Based on review of personnel files, and the Centers for Disease Control (CDC) guidelines, as well as staff interviews, it was determined that the facility failed to ensure that all newly hired employees were screened for tuberculosis (TB), according to CDC guidelines, prior to providing services for one of five employees reviewed Nurse Aide 3.

Findings include:

The CDC's Guidelines for Preventing the Transmission of Mycobacterium Tuberculosis in the Healthcare Setting Volume 54/No. RR-17, dated December 30, 2005, revealed that baseline testing for TB was recommended for newly hired healthcare workers and could be conducted using the TST (tuberculin skin test) or a BAMT (blood test). If a newly hired worker had a documented negative TST in the previous 12 months, a single TST could be administered in the new setting.
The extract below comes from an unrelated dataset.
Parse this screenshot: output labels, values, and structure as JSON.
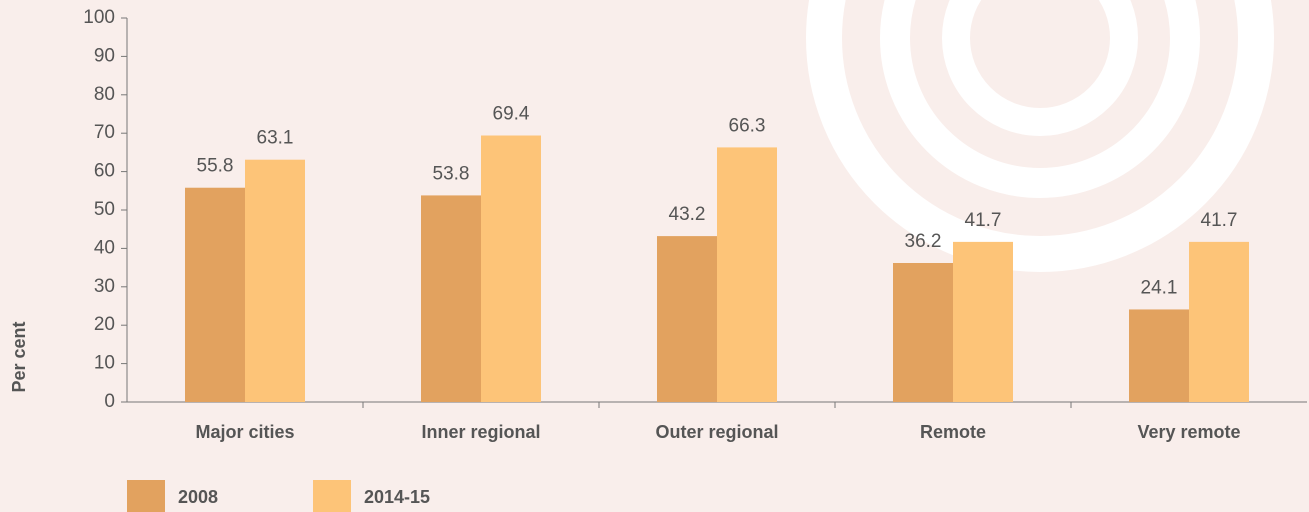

Nurse Aide 3's personnel file revealed that she was hired on July 10 2024. Documentation revealed that she had a documented negative TST completed on April 24, 2024, and May 13, 2024; however, there was no documented evidence that she received a base line TST and/or BAMT from the facility.

Interview with the Human Resource Director on October 2, 2024, at 2:20 p.m. confirmed that Nurse Aide 3 did not receive a TST and/or BAMT prior to providing services at the facility and in accordance with CDC's guidelines.




 Plan of Correction - To be completed: 11/12/2024

No ill effect related to Nurse Aid 3 not receiving Transmission of Mycobacterium Tuberculosis testing upon hire

Human Resources manager educated on Centers of Disease Control and Prevention (CDC) Guidelines for Preventing Transmission of Mycobacterium Tuberculosis

Human Resources manager will complete a weekly audit on all new hires x 4 weeks to assure that Tuberculosis testing is completed per CDC guidelines

The Facility will complete their quarterly Quality Assurance Steering Committee and submit their minutes to the Administrator for review and guidance. Results of the audits will be reported and trended to the facility's Quality Assurance Steering Committee. The Quality Assurance Steering Committee will determine the frequency of the audits after the initial audits are completed and results are reviewed according to the trends recommendations and guidance via facility Quality Assurance Performance Improvement Plan (QAPI).